Nella linea da 300 mm, il controllo dello spessore delle linee dipende interamente dal corretto funzionamento dei processi di “soft bake” e “hard bake”. Una variazione di 2°C nella zona di riscaldamento può compromettere gravemente la qualità del prodotto finito. È necessario disporre di una sorgente termica in grado di garantire una precisione pari a quella dello scanner stesso, e non semplicemente di un riscaldatore qualsiasi.
Cosa è importante dal punto di vista tecnico
Utilizziamo una sorgente a luce infrarossa vicina (NIR), che permette di raggiungere una uniformità termica di ±0,1°C su tutta la superficie del wafer. Questa sorgente rilascia calore rapidamente, senza toccare direttamente il wafer. Lo spettro della luce emessa è stato ottimizzato in modo che il fotorestringente assorba efficacemente la luce, evitando così che anche il substrato venga riscaldato. In questo modo si mantiene sotto controllo il bilancio termico.
La sorgente viene utilizzata in ambienti puliti di classe 1–100: è racchiusa in un guscio di quarzo sigillato, e la sua geometria permette di posizionarla correttamente all’interno del flusso laminare d’aria. Verifichiamo che non vi siano particelle generate durante il funzionamento della sorgente; inoltre, questa resiste a oltre 5.000 ore di funzionamento con una diminuzione dell’efficienza inferiore al 5%. Pertanto, è possibile utilizzarla 24/7.
Perché funziona dove conta
Nelle aree di litografia, la sorgente NIR sostituisce le solite sorgenti alogene o a onde medie. Il tempo di riscaldamento diminuisce, e la stabilità delle impostazioni rimane costante durante sia i processi di “soft bake” che di “hard bake”. La precisione nei processi di riscaldamento migliora, poiché il film fotorestringente viene riscaldato direttamente, senza che vengano influenzati gli elementi meccanici presenti intorno ad esso.

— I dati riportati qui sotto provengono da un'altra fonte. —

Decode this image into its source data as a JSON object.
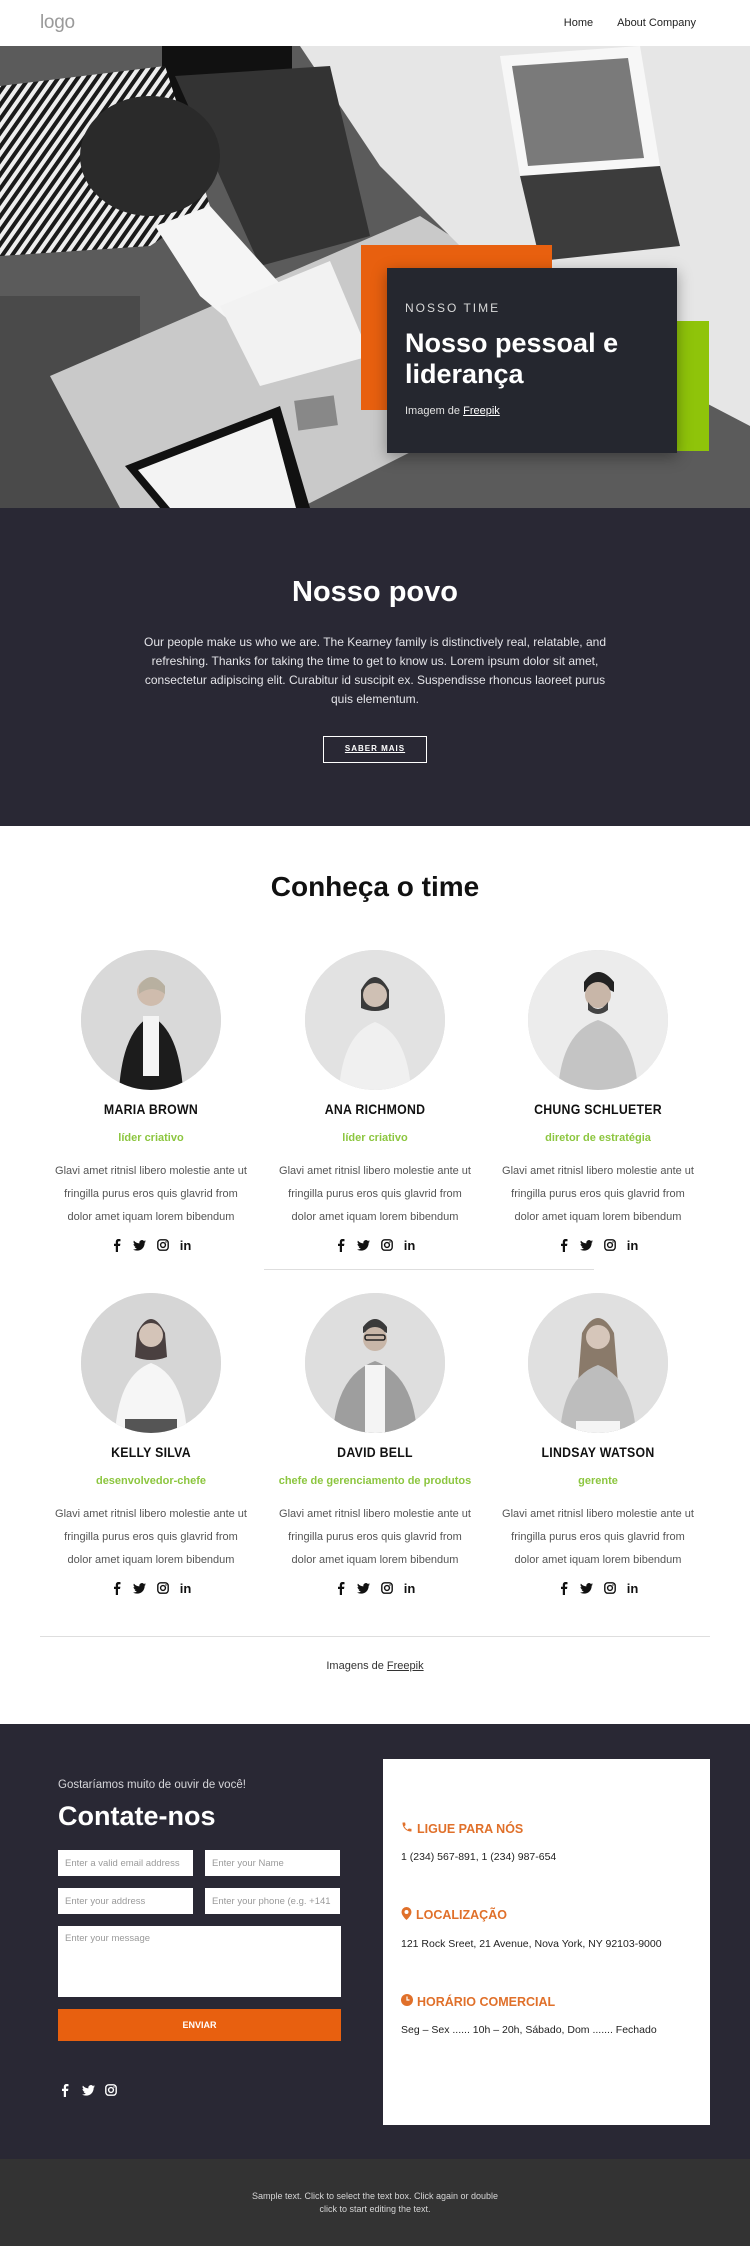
{
  "header": {
    "logo": "logo",
    "nav": [
      {
        "label": "Home"
      },
      {
        "label": "About Company"
      }
    ]
  },
  "hero": {
    "eyebrow": "NOSSO TIME",
    "title": "Nosso pessoal e liderança",
    "credit_prefix": "Imagem de",
    "credit_link": "Freepik",
    "colors": {
      "orange": "#e8600f",
      "green": "#8fc40a",
      "card": "#25272f"
    }
  },
  "povo": {
    "title": "Nosso povo",
    "text": "Our people make us who we are. The Kearney family is distinctively real, relatable, and refreshing. Thanks for taking the time to get to know us. Lorem ipsum dolor sit amet, consectetur adipiscing elit. Curabitur id suscipit ex. Suspendisse rhoncus laoreet purus quis elementum.",
    "button": "SABER MAIS"
  },
  "team": {
    "title": "Conheça o time",
    "members": [
      {
        "name": "MARIA BROWN",
        "role": "líder criativo",
        "bio": "Glavi amet ritnisl libero molestie ante ut fringilla purus eros quis glavrid from dolor amet iquam lorem bibendum"
      },
      {
        "name": "ANA RICHMOND",
        "role": "líder criativo",
        "bio": "Glavi amet ritnisl libero molestie ante ut fringilla purus eros quis glavrid from dolor amet iquam lorem bibendum"
      },
      {
        "name": "CHUNG SCHLUETER",
        "role": "diretor de estratégia",
        "bio": "Glavi amet ritnisl libero molestie ante ut fringilla purus eros quis glavrid from dolor amet iquam lorem bibendum"
      },
      {
        "name": "KELLY SILVA",
        "role": "desenvolvedor-chefe",
        "bio": "Glavi amet ritnisl libero molestie ante ut fringilla purus eros quis glavrid from dolor amet iquam lorem bibendum"
      },
      {
        "name": "DAVID BELL",
        "role": "chefe de gerenciamento de produtos",
        "bio": "Glavi amet ritnisl libero molestie ante ut fringilla purus eros quis glavrid from dolor amet iquam lorem bibendum"
      },
      {
        "name": "LINDSAY WATSON",
        "role": "gerente",
        "bio": "Glavi amet ritnisl libero molestie ante ut fringilla purus eros quis glavrid from dolor amet iquam lorem bibendum"
      }
    ],
    "social_icons": [
      "facebook-icon",
      "twitter-icon",
      "instagram-icon",
      "linkedin-icon"
    ],
    "credit_prefix": "Imagens de",
    "credit_link": "Freepik",
    "role_color": "#8cc63f"
  },
  "contact": {
    "eyebrow": "Gostaríamos muito de ouvir de você!",
    "title": "Contate-nos",
    "fields": {
      "email_placeholder": "Enter a valid email address",
      "name_placeholder": "Enter your Name",
      "address_placeholder": "Enter your address",
      "phone_placeholder": "Enter your phone (e.g. +141",
      "message_placeholder": "Enter your message"
    },
    "submit": "ENVIAR",
    "social_icons": [
      "facebook-icon",
      "twitter-icon",
      "instagram-icon"
    ],
    "info": [
      {
        "icon": "phone-icon",
        "title": "LIGUE PARA NÓS",
        "text": "1 (234) 567-891, 1 (234) 987-654"
      },
      {
        "icon": "location-pin-icon",
        "title": "LOCALIZAÇÃO",
        "text": "121 Rock Sreet, 21 Avenue, Nova York, NY 92103-9000"
      },
      {
        "icon": "clock-icon",
        "title": "HORÁRIO COMERCIAL",
        "text": "Seg – Sex ...... 10h – 20h, Sábado, Dom ....... Fechado"
      }
    ],
    "accent": "#e0702a"
  },
  "footer": {
    "text": "Sample text. Click to select the text box. Click again or double click to start editing the text."
  }
}
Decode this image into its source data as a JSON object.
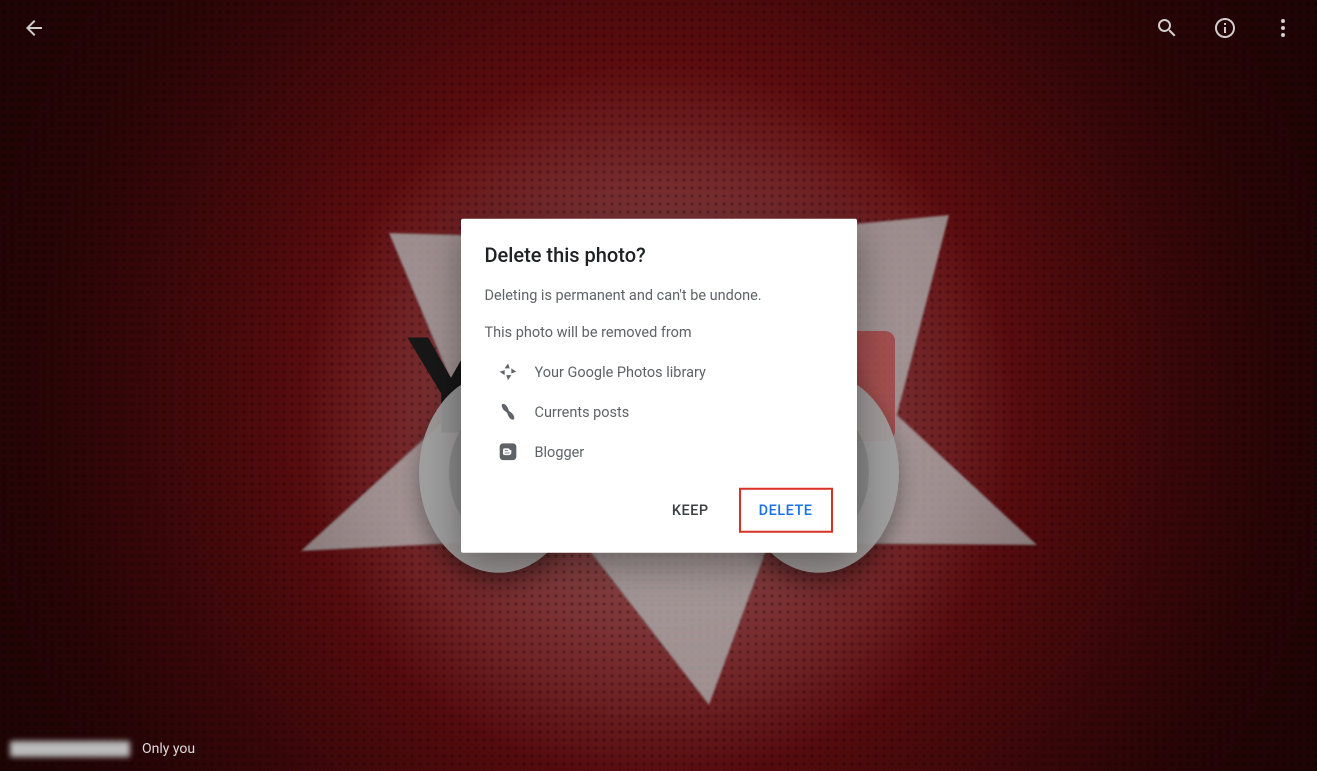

Il consumo energetico diminuisce, poiché la sorgente NIR trasferisce l’energia in modo efficiente. Inoltre, non è necessario sostituire frequentemente la sorgente, il che riduce i tempi di fermo non pianificati. Si tratta di una soluzione pronta all’uso, conforme alle specifiche internazionali per gli equipamenti; non è quindi necessario riqualificare l’intero sistema.
Cosa bisogna tenere a mente
La sorgente richiede driver adeguati e un sistema di controllo a ciclo chiuso. Un sistema a ciclo aperto causerebbe errori nel funzionamento; quindi è meglio evitarlo. È necessario un breve periodo di avvio per raggiungere la stabilità dello spettro luminoso, e l’installazione deve rispettare le distanze specificate rispetto al piano del wafer.
Il guscio di quarzo deve essere trattato con cura, per evitare danni causati da scariche elettriche statiche. Se il guscio viene mantenuto allineato rispetto alle specifiche del processo, i profili di riscaldamento rimarranno stabili, diminuiranno i rifiuti e i cicli di manutenzione diventeranno prevedibili.